Trust Your Gut: Diversity and Regulation of Innate Immune Responses in Intestinal Epithelial Cells

Chronic inflammatory diseases of the gastrointestinal tract, such as Crohn’s disease and ulcerative colitis, are increasingly common in Western countries. The intestinal epithelium forms a protective barrier against pathogens while tolerating commensal microbes. This layer consists of specialized cell types, including enterocytes, goblet cells, Paneth cells, and enteroendocrine cells, which are continuously renewed from intestinal stem cells (ISCs) located in crypts. Stem cell maintenance and differentiation are regulated by key signaling pathways, notably WNT signaling, which maintains stemness in the crypts, and BMP signaling, which promotes differentiation as cells migrate toward the villi.
Understanding how each epithelial cell type responds to bacterial and viral stimuli is crucial for developing new treatments for inflammatory bowel diseases (IBD). Using human intestinal organoids derived from donor stem cells, we studied cell type-specific immune responses. By directing organoids to maintain stemness or differentiate into enterocytes, we observed that bacterial exposure elicits strong responses in stem cells but minimal responses in enterocytes. This difference is driven by WNT/β-catenin signaling, and reactivation of WNT in enterocytes restores their bacterial responsiveness. Post-transcriptional regulation further modulates these responses.

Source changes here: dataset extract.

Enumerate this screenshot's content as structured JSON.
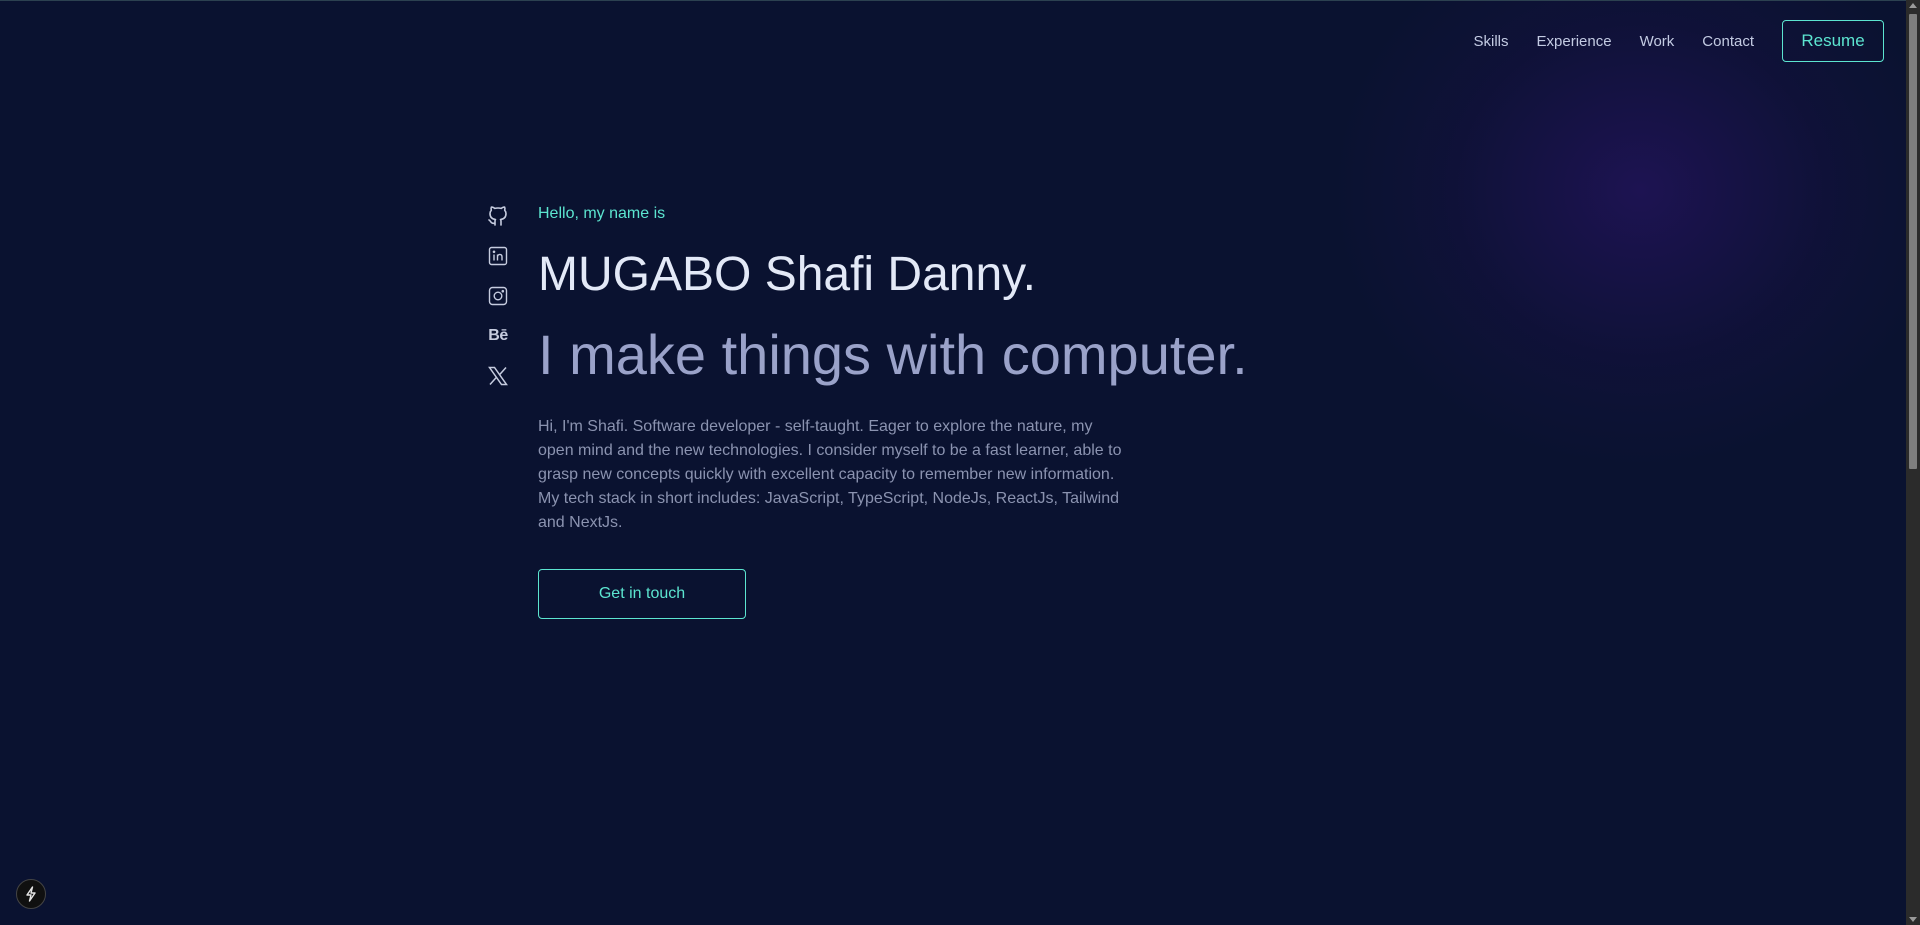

In contrast, viral stimuli, mimicked by synthetic double-stranded RNA (poly(I:C)), trigger strong immune responses in enterocytes, while stem cells respond only weakly. Activation of WNT/β-catenin in enterocytes suppresses antiviral responses, highlighting that cell identity determines not only the magnitude but also the type of immune pathway activated.

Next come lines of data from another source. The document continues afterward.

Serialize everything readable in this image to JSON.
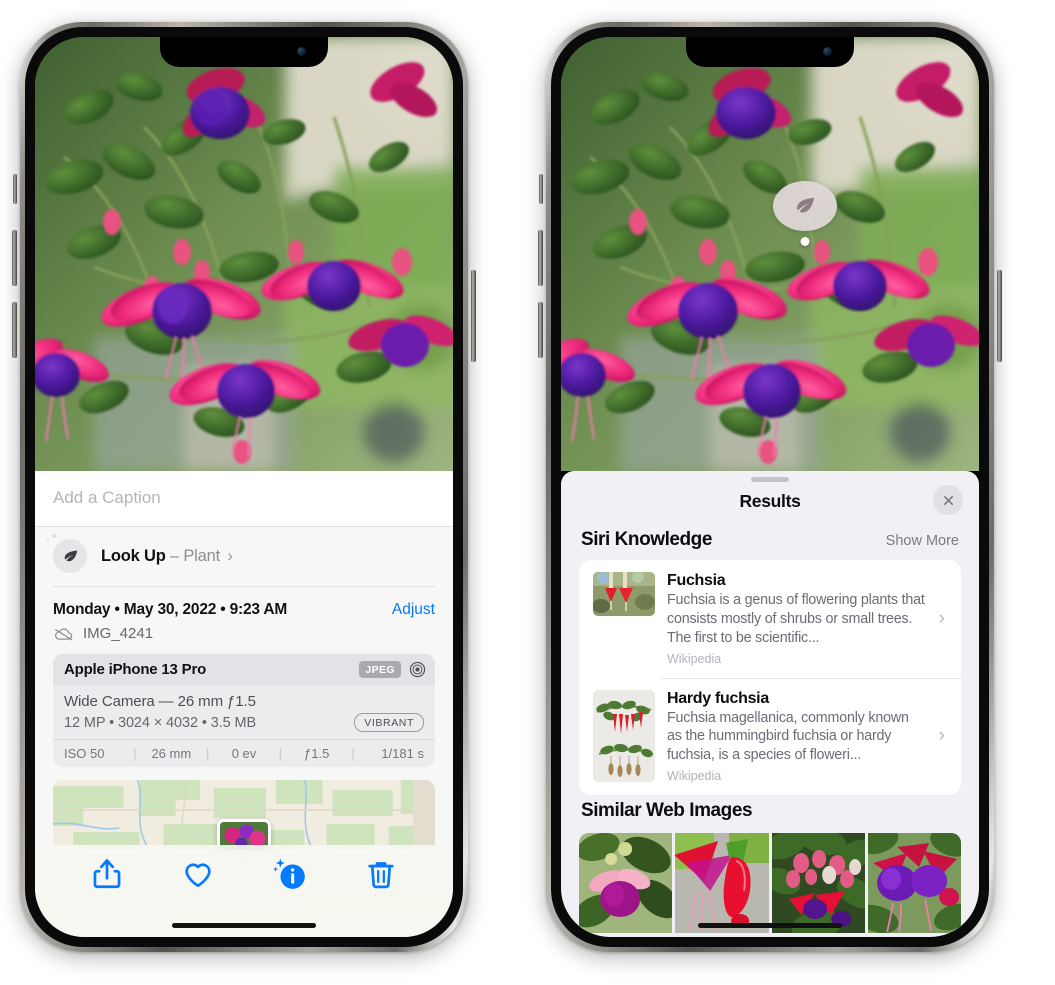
{
  "left_phone": {
    "photo_alt": "fuchsia-flowers-photo",
    "caption_placeholder": "Add a Caption",
    "lookup": {
      "label": "Look Up",
      "dash": "–",
      "subject": "Plant",
      "chevron": "›",
      "icon": "leaf-icon",
      "sparkle_icon": "sparkle-icon"
    },
    "date_line": "Monday • May 30, 2022 • 9:23 AM",
    "adjust_label": "Adjust",
    "filename": "IMG_4241",
    "cloud_icon": "cloud-slash-icon",
    "camera": {
      "model": "Apple iPhone 13 Pro",
      "format_tag": "JPEG",
      "raw_icon": "aperture-icon",
      "lens_line": "Wide Camera — 26 mm ƒ1.5",
      "specs_line": "12 MP • 3024 × 4032 • 3.5 MB",
      "style_tag": "VIBRANT",
      "exif": [
        {
          "label": "ISO 50"
        },
        {
          "label": "26 mm"
        },
        {
          "label": "0 ev"
        },
        {
          "label": "ƒ1.5"
        },
        {
          "label": "1/181 s"
        }
      ]
    },
    "toolbar": [
      {
        "name": "share-button",
        "icon": "share-icon"
      },
      {
        "name": "favorite-button",
        "icon": "heart-icon"
      },
      {
        "name": "info-button",
        "icon": "info-sparkle-icon"
      },
      {
        "name": "delete-button",
        "icon": "trash-icon"
      }
    ]
  },
  "right_phone": {
    "photo_alt": "fuchsia-flowers-photo",
    "photo_pill_icon": "leaf-icon",
    "sheet": {
      "title": "Results",
      "close_icon": "close-icon",
      "sections": [
        {
          "title": "Siri Knowledge",
          "action": "Show More",
          "items": [
            {
              "title": "Fuchsia",
              "description": "Fuchsia is a genus of flowering plants that consists mostly of shrubs or small trees. The first to be scientific...",
              "source": "Wikipedia",
              "thumb": "fuchsia-red-flowers-thumb",
              "chevron": "›"
            },
            {
              "title": "Hardy fuchsia",
              "description": "Fuchsia magellanica, commonly known as the hummingbird fuchsia or hardy fuchsia, is a species of floweri...",
              "source": "Wikipedia",
              "thumb": "hardy-fuchsia-specimen-thumb",
              "chevron": "›"
            }
          ]
        },
        {
          "title": "Similar Web Images",
          "action": "",
          "images": [
            {
              "name": "web-image-1"
            },
            {
              "name": "web-image-2"
            },
            {
              "name": "web-image-3"
            },
            {
              "name": "web-image-4"
            }
          ]
        }
      ]
    }
  },
  "colors": {
    "accent_blue": "#047aff",
    "sheet_bg": "#f1f1f5",
    "card_bg": "#ffffff",
    "secondary_text": "#8e8e93",
    "toolbar_bg": "#f7f8f1"
  }
}
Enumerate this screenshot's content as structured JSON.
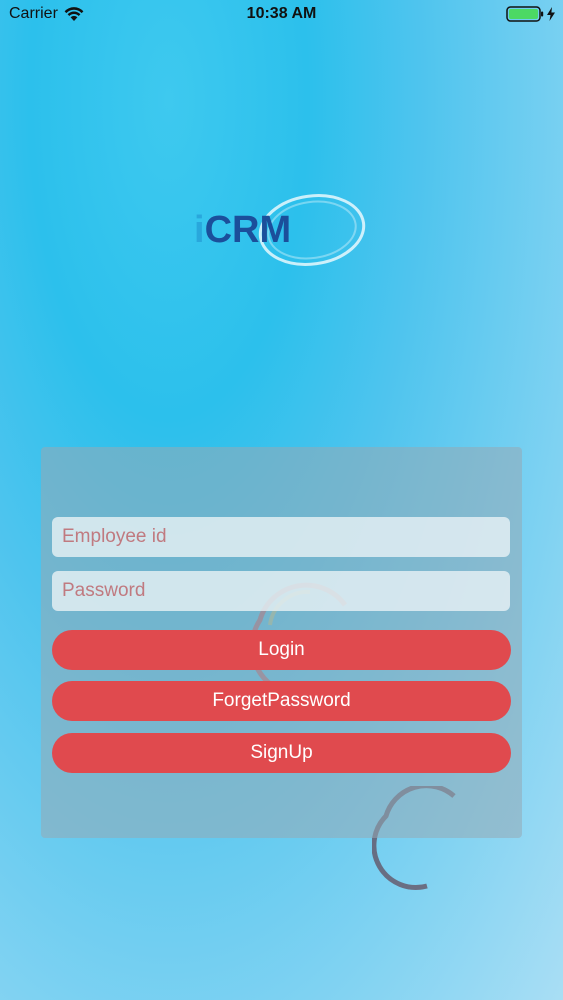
{
  "status_bar": {
    "carrier": "Carrier",
    "time": "10:38 AM"
  },
  "logo": {
    "text": "iCRM",
    "colors": {
      "i": "#29a7dc",
      "crm": "#1b4f9b",
      "swoosh": "#ffffff"
    }
  },
  "login_form": {
    "employee_id_placeholder": "Employee id",
    "password_placeholder": "Password",
    "login_label": "Login",
    "forget_password_label": "ForgetPassword",
    "signup_label": "SignUp"
  },
  "colors": {
    "button": "#e04a4e",
    "battery": "#4cd964",
    "placeholder": "#c07a80"
  },
  "icons": [
    "wifi-icon",
    "battery-icon",
    "charging-bolt-icon",
    "logo-swoosh",
    "loading-spinner-icon"
  ]
}
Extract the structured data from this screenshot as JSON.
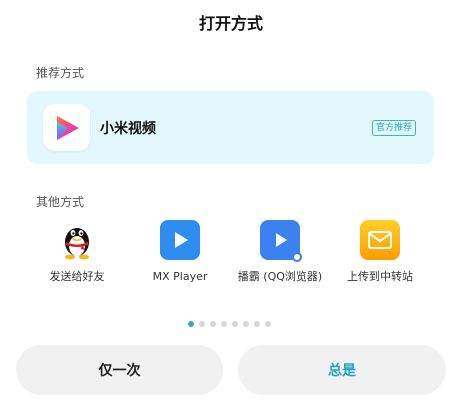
{
  "dialog": {
    "title": "打开方式"
  },
  "recommended": {
    "label": "推荐方式",
    "app": {
      "name": "小米视频",
      "badge": "官方推荐",
      "icon": "mi-video-play-icon"
    }
  },
  "others": {
    "label": "其他方式",
    "apps": [
      {
        "label": "发送给好友",
        "icon": "qq-penguin-icon"
      },
      {
        "label": "MX Player",
        "icon": "mx-player-play-icon"
      },
      {
        "label": "播霸 (QQ浏览器)",
        "icon": "qq-browser-player-icon"
      },
      {
        "label": "上传到中转站",
        "icon": "envelope-icon"
      }
    ]
  },
  "pager": {
    "total": 8,
    "active": 0
  },
  "buttons": {
    "once": "仅一次",
    "always": "总是"
  },
  "colors": {
    "accent": "#22a3c2",
    "card_bg": "#e3f8fd",
    "button_bg": "#f1f1f1"
  }
}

Prolonged bacterial exposure induces a transient state of tolerance in stem cells, reducing both proliferation and immune responsiveness, which is reversed after several days without stimuli. This tolerance appears to involve negative feedback and a distinct different gene expression, potentially contributing to chronic inflammation when dysregulated.
Finally, environmental triggers were investigated using nickel exposure. Organoids responded with molecular signatures resembling IBD and allergic reactions, suggesting that non-infectious factors can provoke intestinal inflammation.
Overall, this thesis demonstrates that intestinal epithelial cells mount highly cell type-specific immune responses to bacterial, viral, and environmental stimuli. WNT signaling and cellular identity critically shape these responses, while mechanisms of tolerance and adaptation influence long-term epithelial immunity. Intestinal organoids combined with modern analytical techniques provide a powerful platform to study these processes, offering insights relevant for understanding IBD pathogenesis and developing targeted therapies.